Naquela proximidade imposta por ele, ela pôde sentir o coração dele pulsar lento, quebrado, despedaçado por algum motivo, e ela só sentia que algo estava por vir, e que talvez, estivesse a vir para eles. Largou um suspiro carregado de hesitação e olhou para cima, para ele que mirava para a frente, quieto e imerso em suas próprias questões e tormentos. Suspirou profundamente e enterrou-se ainda mais no peito dele. De alguma forma sabia que ele não ia dar respostas a ela, não naquele momento. Talvez ele precisasse de tempo, precisasse se sentir seguro para poder falar.
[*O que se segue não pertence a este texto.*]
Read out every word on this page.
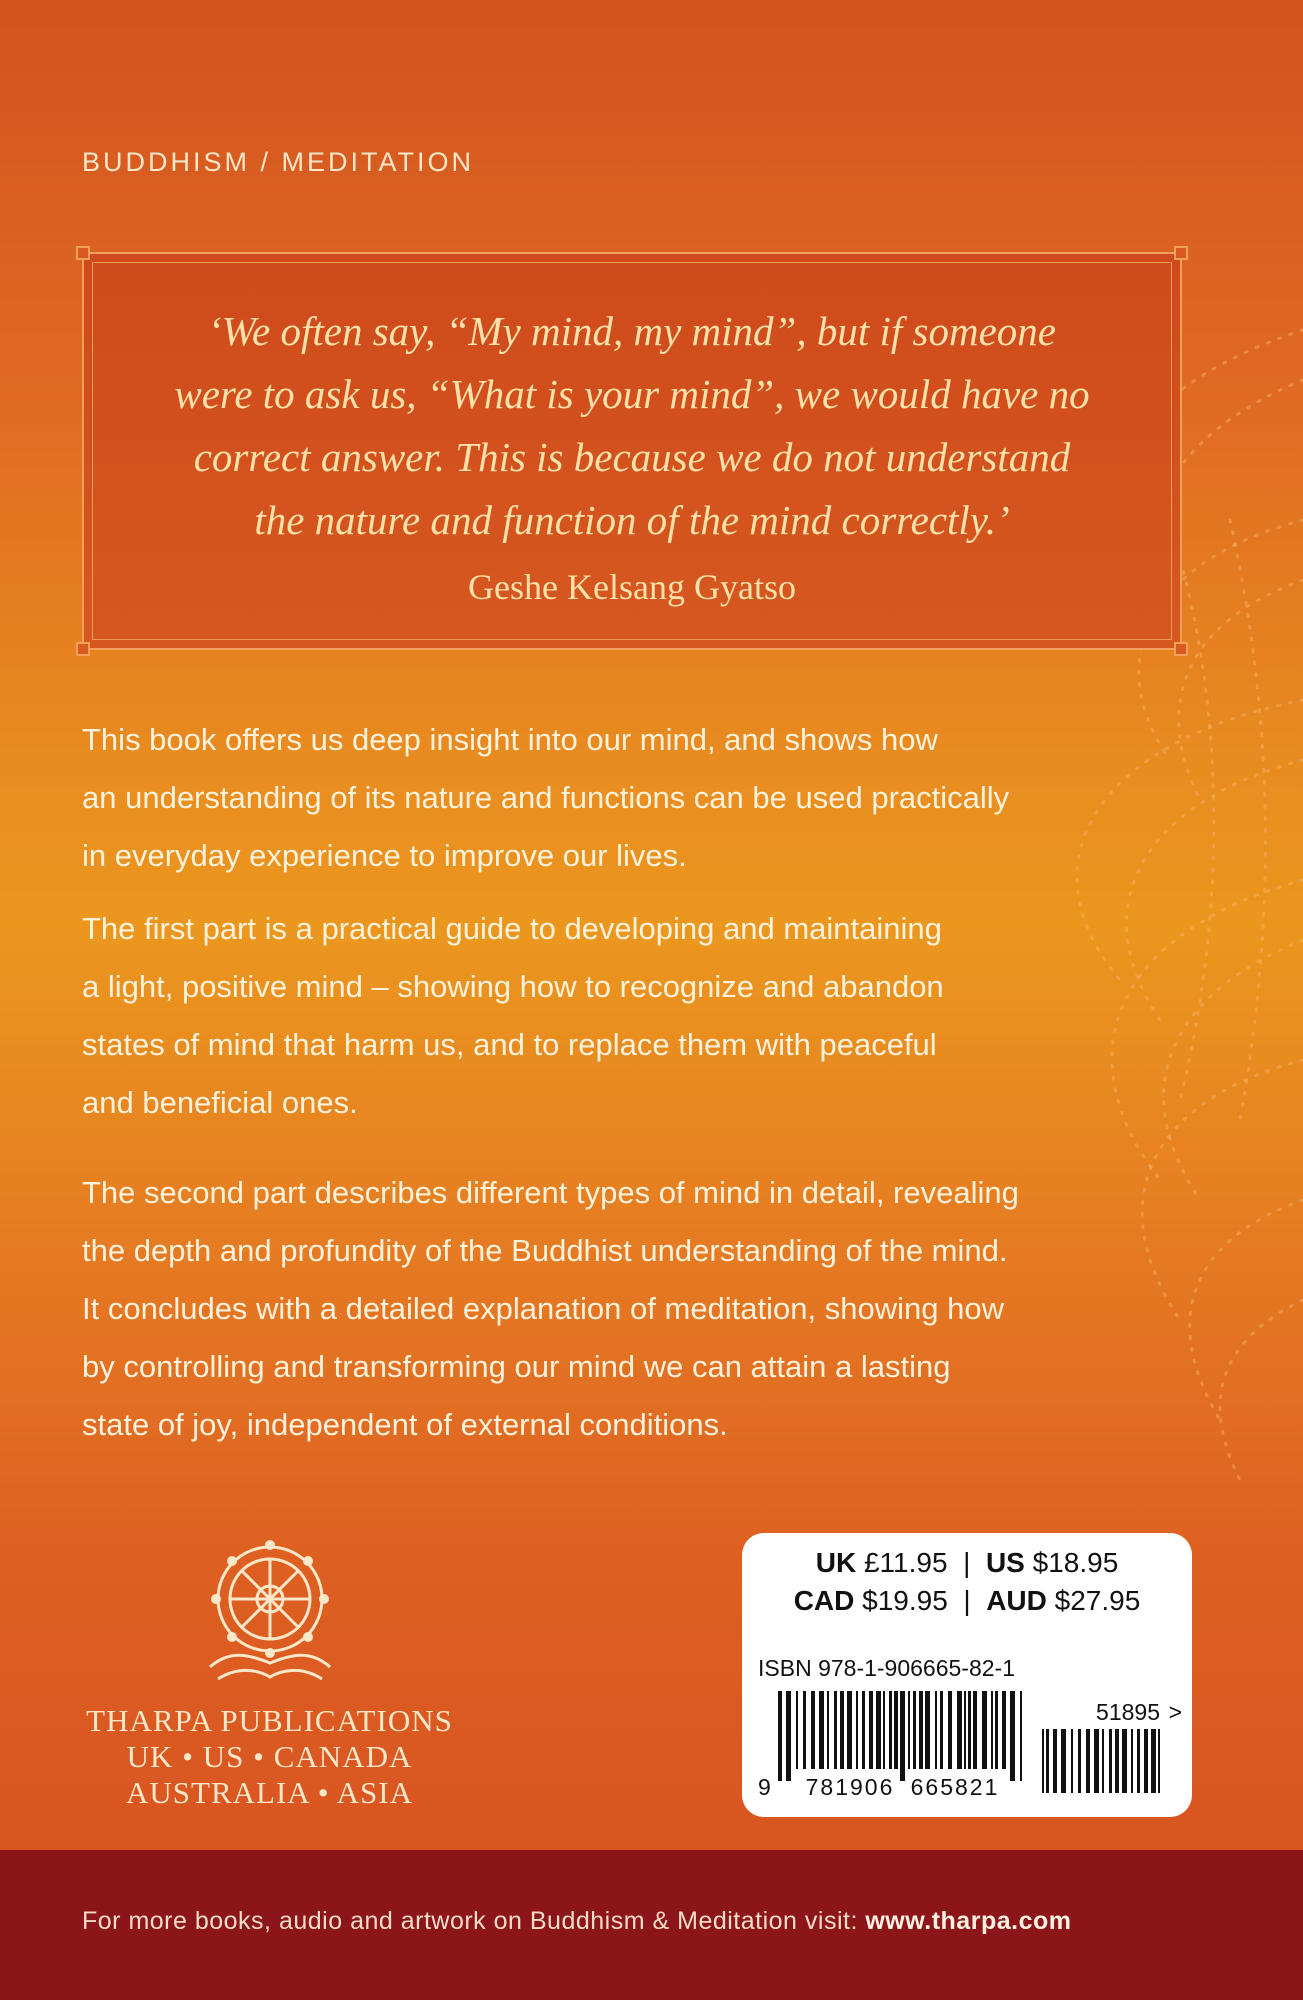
BUDDHISM / MEDITATION
‘We often say, “My mind, my mind”, but if someone
were to ask us, “What is your mind”, we would have no
correct answer. This is because we do not understand
the nature and function of the mind correctly.’
Geshe Kelsang Gyatso
This book offers us deep insight into our mind, and shows how
an understanding of its nature and functions can be used practically
in everyday experience to improve our lives.
The first part is a practical guide to developing and maintaining
a light, positive mind – showing how to recognize and abandon
states of mind that harm us, and to replace them with peaceful
and beneficial ones.
The second part describes different types of mind in detail, revealing
the depth and profundity of the Buddhist understanding of the mind.
It concludes with a detailed explanation of meditation, showing how
by controlling and transforming our mind we can attain a lasting
state of joy, independent of external conditions.
THARPA PUBLICATIONS
UK • US • CANADA
AUSTRALIA • ASIA
UK £11.95 | US $18.95
CAD $19.95 | AUD $27.95
ISBN 978-1-906665-82-1
51895 >
9 781906 665821
For more books, audio and artwork on Buddhism & Meditation visit: www.tharpa.com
— Ela me lembra serenidade, eu amei. - ela contou se referindo à pulseira, quase como se fosse um segredo e era, um segredo só deles, pra sempre. -
Ele sorriu de uma forma tão aberta que ela quase desmanchou em seus braços. A abraçou ainda mais forte e beijou sua testa, agradecido.
— Eu amo você, Hermione.
Ela abriu os olhos, atordoada.
Alguns sentimentos são como a gravidade. Você pode sentir-los sem saber como funcionam. Ela não sabia. Nem entendia. E estava sentindo, até demais.